Eddy Nattapong Panastien, who works in logistics and lives in Thailand’s northern city of Chiang Mai, had time on his hands because of Covid-19. So last month he launched a start-up, Bsamfruit Durian Delivery, which is devoted to south-east Asia’s trademark spiny, fleshy tropical fruit.
Mr Nattapong’s two partners are his brother, a gym owner, and a friend who has a restaurant. Both of their businesses were ordered to be closed under Thailand’s anti-coronavirus lockdown.
“It was too boring for us to stay at home and do nothing,” Mr Nattapong said over a video call as several shirtless men packed and carted fruit in the background. “We asked: ‘What can we do?’ Durian was the answer.”
It is Thailand’s hot season, with temperatures in the high 30s, and the air is pungent with the aroma of ripening mango, rambutan, mangosteen and durian — the delicacy nicknamed the King of Fruits.
Thailand’s legion durian lovers need no prompting to buy. But the unique selling point of Mr Nattapong’s business is that its employees are buff bodybuilders — mostly men, with a few women. This beefcake has given the business a viral element among Thais who surf the web as they endure the country’s gradually easing lockdown. Bsamfruit’s Facebook page has more than 4,000 followers who go to it to watch men with washboard abs pack durians, inquire about prices and delivery, or leave lustful comments.
Mr Nattapong’s pop-up business shows how Thais, whose livelihoods were upended by coronavirus, are seizing new opportunities as they can. It also attests to the resilience of demand for durian, a product seemingly impervious to the pandemic and the country’s worst recession since the 1997 Asian financial crisis.
Thailand’s coronavirus caseload, about 3,000 confirmed infections so far, is small for a country of 69m. But the grounding of flights and the disruption of supply chains have hammered its tourism- and export-dependent economy. Yet durian is having one of its strongest-ever selling seasons, according to growers in Thailand, the world’s biggest durian producer, and in China, its biggest market. “I think durian is the only fruit that Covid-19 cannot do anything to,” said Thiraphat Aunchai, president of the Thailand Durian Growers’ Confederation. Prices for the fruit are set to rise about 15 per cent this year thanks to Chinese wholesalers, he said, and growers have shipped more than 100,000 tonnes to China.
People rarely tell you they are indifferent to durian. The fruit’s creamy, fatty golden lobes have an overpowering scent. South-east Asia is replete with stern signs warning of fines for carrying the fruit on to planes, public transport or into hotel rooms. It also has a flavour everyone struggles to describe, from caramel or custard to chopped onions or sewage — or any combination of the above.

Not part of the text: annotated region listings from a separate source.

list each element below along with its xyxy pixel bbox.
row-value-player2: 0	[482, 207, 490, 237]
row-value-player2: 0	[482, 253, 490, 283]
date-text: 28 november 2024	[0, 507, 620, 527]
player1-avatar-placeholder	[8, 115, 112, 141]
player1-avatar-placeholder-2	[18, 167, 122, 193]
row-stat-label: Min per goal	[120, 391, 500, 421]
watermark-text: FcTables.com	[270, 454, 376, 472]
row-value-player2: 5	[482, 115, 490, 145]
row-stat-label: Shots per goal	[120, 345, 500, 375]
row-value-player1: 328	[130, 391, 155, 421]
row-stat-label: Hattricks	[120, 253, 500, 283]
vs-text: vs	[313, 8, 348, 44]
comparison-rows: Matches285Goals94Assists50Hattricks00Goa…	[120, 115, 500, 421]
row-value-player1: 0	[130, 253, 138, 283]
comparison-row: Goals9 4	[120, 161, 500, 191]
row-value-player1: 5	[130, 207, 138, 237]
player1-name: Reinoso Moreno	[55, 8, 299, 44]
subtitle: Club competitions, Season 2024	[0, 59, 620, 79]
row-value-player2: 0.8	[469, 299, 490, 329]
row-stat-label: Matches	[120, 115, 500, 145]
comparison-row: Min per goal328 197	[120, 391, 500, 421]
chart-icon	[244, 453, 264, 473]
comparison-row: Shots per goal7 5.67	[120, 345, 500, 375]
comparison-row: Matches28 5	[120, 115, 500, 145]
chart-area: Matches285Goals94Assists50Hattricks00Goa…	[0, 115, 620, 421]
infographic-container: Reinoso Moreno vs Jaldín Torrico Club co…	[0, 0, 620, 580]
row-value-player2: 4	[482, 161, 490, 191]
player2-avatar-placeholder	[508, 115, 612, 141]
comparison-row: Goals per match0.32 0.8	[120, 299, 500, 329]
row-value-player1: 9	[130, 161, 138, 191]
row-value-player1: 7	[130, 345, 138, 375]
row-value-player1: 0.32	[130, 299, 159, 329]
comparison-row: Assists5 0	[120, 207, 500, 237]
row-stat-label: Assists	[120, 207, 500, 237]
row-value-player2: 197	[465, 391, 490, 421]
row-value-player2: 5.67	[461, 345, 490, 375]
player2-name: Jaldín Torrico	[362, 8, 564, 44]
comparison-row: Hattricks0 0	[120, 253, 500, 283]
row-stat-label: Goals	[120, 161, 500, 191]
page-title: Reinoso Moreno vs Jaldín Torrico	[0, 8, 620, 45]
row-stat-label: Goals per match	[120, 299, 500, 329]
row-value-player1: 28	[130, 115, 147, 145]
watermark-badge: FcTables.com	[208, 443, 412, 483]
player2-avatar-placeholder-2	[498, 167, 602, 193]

Whether ladled over a sticky rice dessert, used to fill chocolates, or eaten on its own, it is an acquired taste with an addictive quality similar to that among fans of hot chillies.
Chinese diners have especially taken to durian in recent years, causing a rise in prices and a run in demand among south-east Asian growers. In Vietnam’s central highlands, some coffee farmers have uprooted their plants to make way for durian to meet the buoyant demand.

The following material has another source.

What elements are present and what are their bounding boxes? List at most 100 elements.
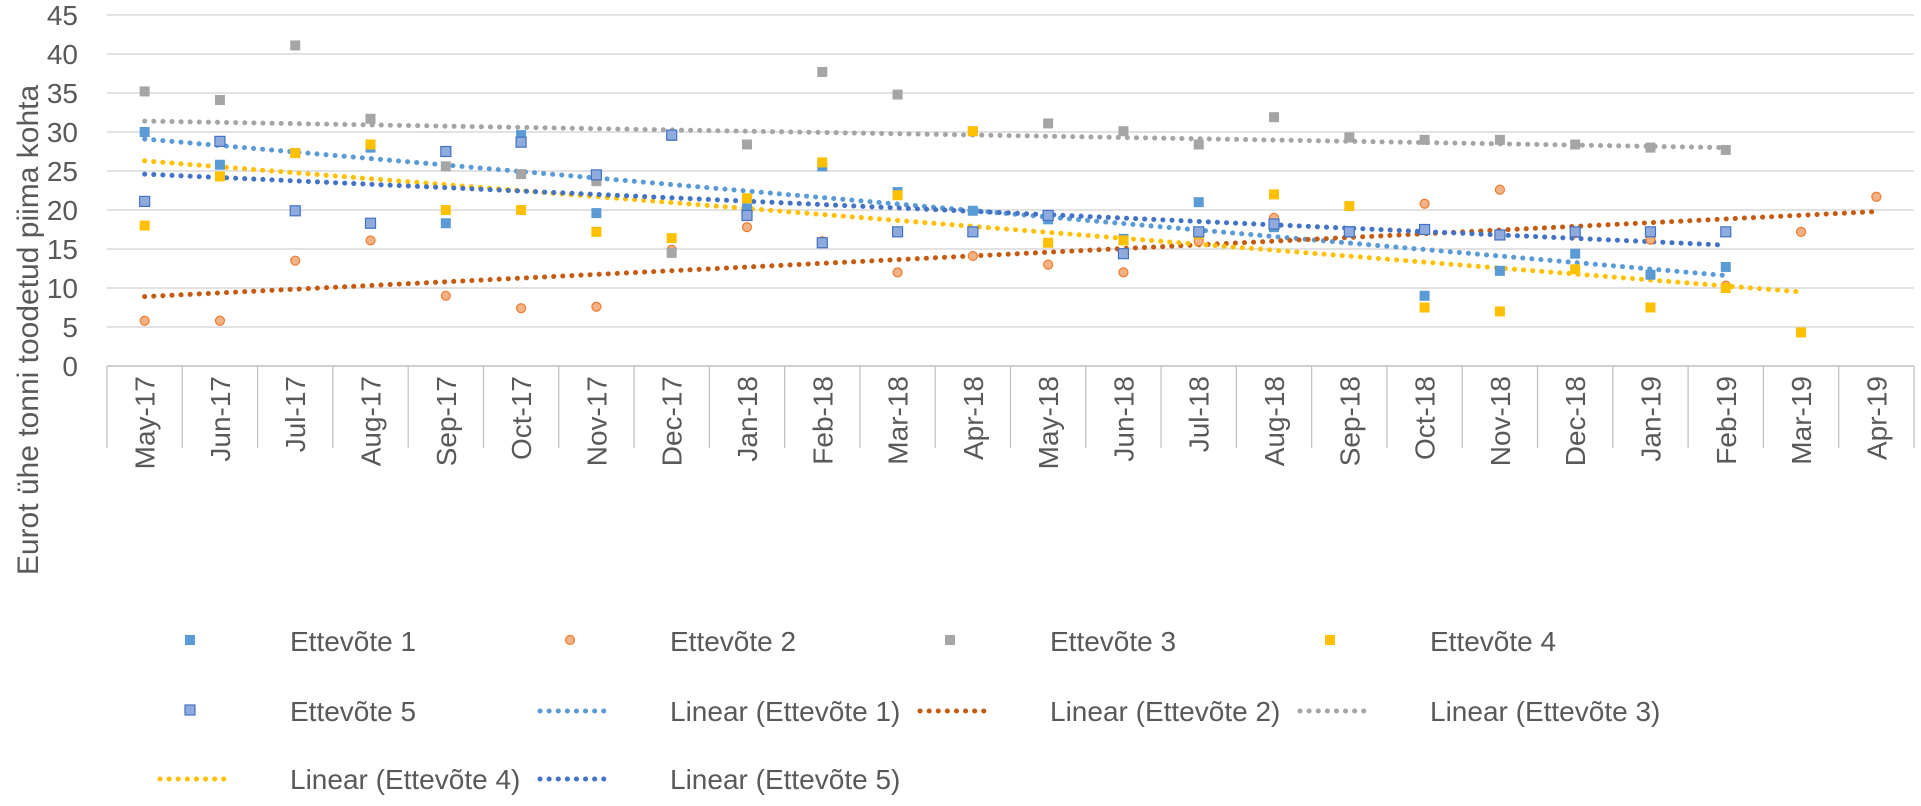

In the 2018 season, customers of Alibaba, the Chinese ecommerce titan, snapped up a record 80,000 premium Thai Monthong durians in just one minute. In March and April, when China was exiting lockdown and Thailand entering it, the e-tailer’s Freshippo grocery chain registered a threefold year-on-year increase in sales. “Demand for durians by Chinese customers has been strong,” the company said. Durians are normally shipped to China by land, but because of the pandemic all are being sent by sea, doubling the time it takes to reach market to 15 days, Alibaba said.
Mr Nattapong, the Chiang Mai merchant, is now thinking of opening a branch in Bangkok. He says a group of businessmen are interested in buying his brand. He is also thinking of broadening the business into a distribution centre for fruits from other parts of Thailand, once the current durian season is past. “It’s just once a year that people can try durian,” he said. “No matter how much money people have to pay, they want to try it.”